2. Flammable and combustible materials
Improper storage of these materials is a common contributor to workplace fires – workshops and garages, for example, can be prone to them, as sparks from circular saws and similar tools can set light to nearby flammable materials. In certain spaces, these might include materials such as flammable chemicals, or oil barrels. Thankfully, this risk is often neutralised simply by ensuring that all materials are properly stored, well away from ignition sources.
Given the tangible dangers that such hazardous materials pose to employees and visitors, every workplace be focused on fire safety as a top priority, and it should be included in regular risk assessments. However, such fires can occur even when everything is in its proper place, too. Warehouses are known to be at a particularly high risk of fire due to the large quantities of stock and materials they often hold (paper, for example). For this reason, it’s vital to ensure that proper procedures are also in place – which we’ll come onto in just a moment.
3. Lack of staff training
It’s an unavoidable fact of life that accidents happen. Perfectly serviceable equipment might burn out unexpectedly, or certain materials might turn out to be suddenly flammable. While not all fires have a perpetrator (accidental or not), proper training for all staff is vital for both dealing with these circumstances, and avoiding them in the first place. This can prevent innocent mistakes that might later turn out to be catastrophic – for example, unknowingly blocking the vents of electrical equipment that requires air to keep itself cool, or unwitting improper storage of the materials like we mentioned above. Naturally, educating staff on the nature of various flammable materials should be an absolute top priority when it comes to training them on proper procedure.
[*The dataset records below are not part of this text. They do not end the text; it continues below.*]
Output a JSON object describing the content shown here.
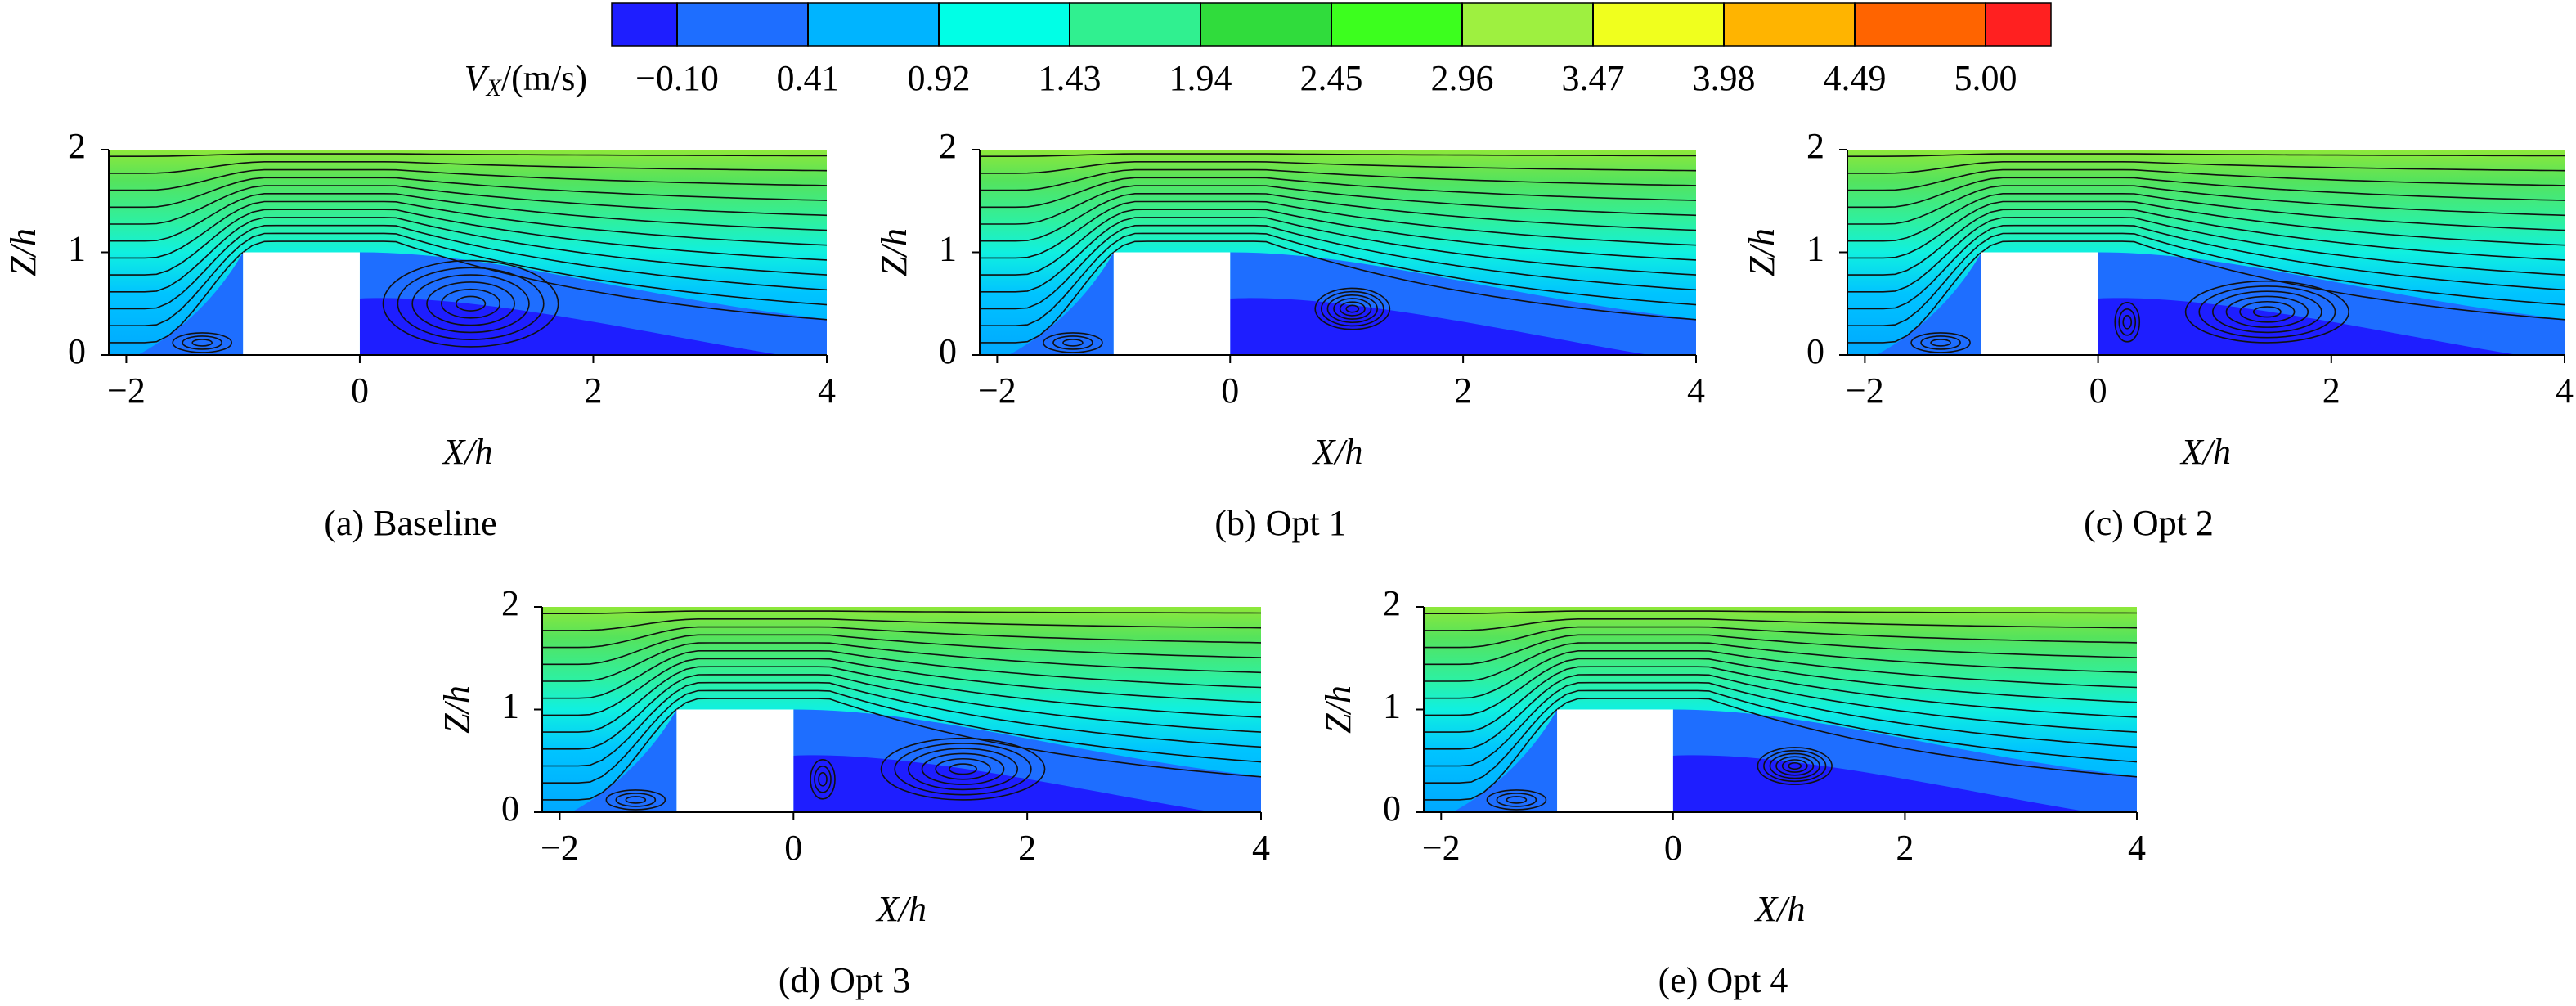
{
  "colorbar": {
    "label": {
      "symbol": "V",
      "subscript": "X",
      "unit": "/(m/s)"
    },
    "levels": [
      {
        "value": -0.1,
        "label": "−0.10"
      },
      0.41,
      0.92,
      1.43,
      1.94,
      2.45,
      2.96,
      3.47,
      3.98,
      4.49,
      {
        "value": 5,
        "label": "5.00"
      }
    ],
    "colors": [
      "#1e1eff",
      "#1e6eff",
      "#00b4ff",
      "#00ffe6",
      "#30f090",
      "#30dc3c",
      "#3cff1e",
      "#9ef040",
      "#f0ff1e",
      "#ffb400",
      "#ff6400",
      "#ff2020"
    ]
  },
  "chart_data": [
    {
      "type": "contour",
      "caption": "(a) Baseline",
      "xlabel": "X/h",
      "ylabel": "Z/h",
      "xlim": [
        -2.15,
        4
      ],
      "ylim": [
        0,
        2
      ],
      "xticks": [
        {
          "value": -2,
          "label": "−2"
        },
        0,
        2,
        4
      ],
      "yticks": [
        0,
        1,
        2
      ]
    },
    {
      "type": "contour",
      "caption": "(b) Opt 1",
      "xlabel": "X/h",
      "ylabel": "Z/h",
      "xlim": [
        -2.15,
        4
      ],
      "ylim": [
        0,
        2
      ],
      "xticks": [
        {
          "value": -2,
          "label": "−2"
        },
        0,
        2,
        4
      ],
      "yticks": [
        0,
        1,
        2
      ]
    },
    {
      "type": "contour",
      "caption": "(c) Opt 2",
      "xlabel": "X/h",
      "ylabel": "Z/h",
      "xlim": [
        -2.15,
        4
      ],
      "ylim": [
        0,
        2
      ],
      "xticks": [
        {
          "value": -2,
          "label": "−2"
        },
        0,
        2,
        4
      ],
      "yticks": [
        0,
        1,
        2
      ]
    },
    {
      "type": "contour",
      "caption": "(d) Opt 3",
      "xlabel": "X/h",
      "ylabel": "Z/h",
      "xlim": [
        -2.15,
        4
      ],
      "ylim": [
        0,
        2
      ],
      "xticks": [
        {
          "value": -2,
          "label": "−2"
        },
        0,
        2,
        4
      ],
      "yticks": [
        0,
        1,
        2
      ]
    },
    {
      "type": "contour",
      "caption": "(e) Opt 4",
      "xlabel": "X/h",
      "ylabel": "Z/h",
      "xlim": [
        -2.15,
        4
      ],
      "ylim": [
        0,
        2
      ],
      "xticks": [
        {
          "value": -2,
          "label": "−2"
        },
        0,
        2,
        4
      ],
      "yticks": [
        0,
        1,
        2
      ]
    }
  ]
}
If a fire does still somehow occur, it’s also vital to ensure that everyone is aware of the proper procedure. First of all, the relevant personnel need to be alerted to the fire so that remedial action can potentially be taken (for example, using the fire extinguisher), while everyone else needs to be aware of evacuation procedure; the quickest, safest way to exit the building. Under no circumstances should they be left to work it out for themselves. This can expose them to considerable risk, and be taken as an act of negligence on behalf of the employer!
4. Lack of resources and equipment in place
It sounds basic, but you might be surprised at how many businesses continually neglect this step. Above all, prevention is key, and that means investing in the resources that are specifically designed to keep people safe. Smoke detectors need to be installed, powered and active, and the same goes for fire alarms. We’ve mentioned the importance of having filled and functioning fire extinguishers several times already over the course of this article, but it certainly warrants hammering home a final time! Without proper equipment, a fire can quickly reach a dangerous stage before you or your employees are even aware of it, and you’re far more vulnerable even once you are. We all know how important it is to keep our smoke alarms at home on and active – the same rules apply for the workplace, too!
It might sound paranoid, even outlandish, as a potential concern, but according to the Home Office, 45% of all serious fires in the UK (to both homes and business) were thought to be caused by arson. It’s therefore imperative to ensure that you’ve correctly identified where you may be at risk, and effectively secured your site against outside vandals.
Key holders – those responsible for locking up the building – need to be particularly aware of their responsibilities, and you may want to consider investing in overnight security. Doors and windows will naturally need to be locked, and it may be wise to install CCTV to cover expansive areas. Finally, all employees need to stay alert to suspicious behaviour, and ensure that anyone coming onto the site has the correct credentials.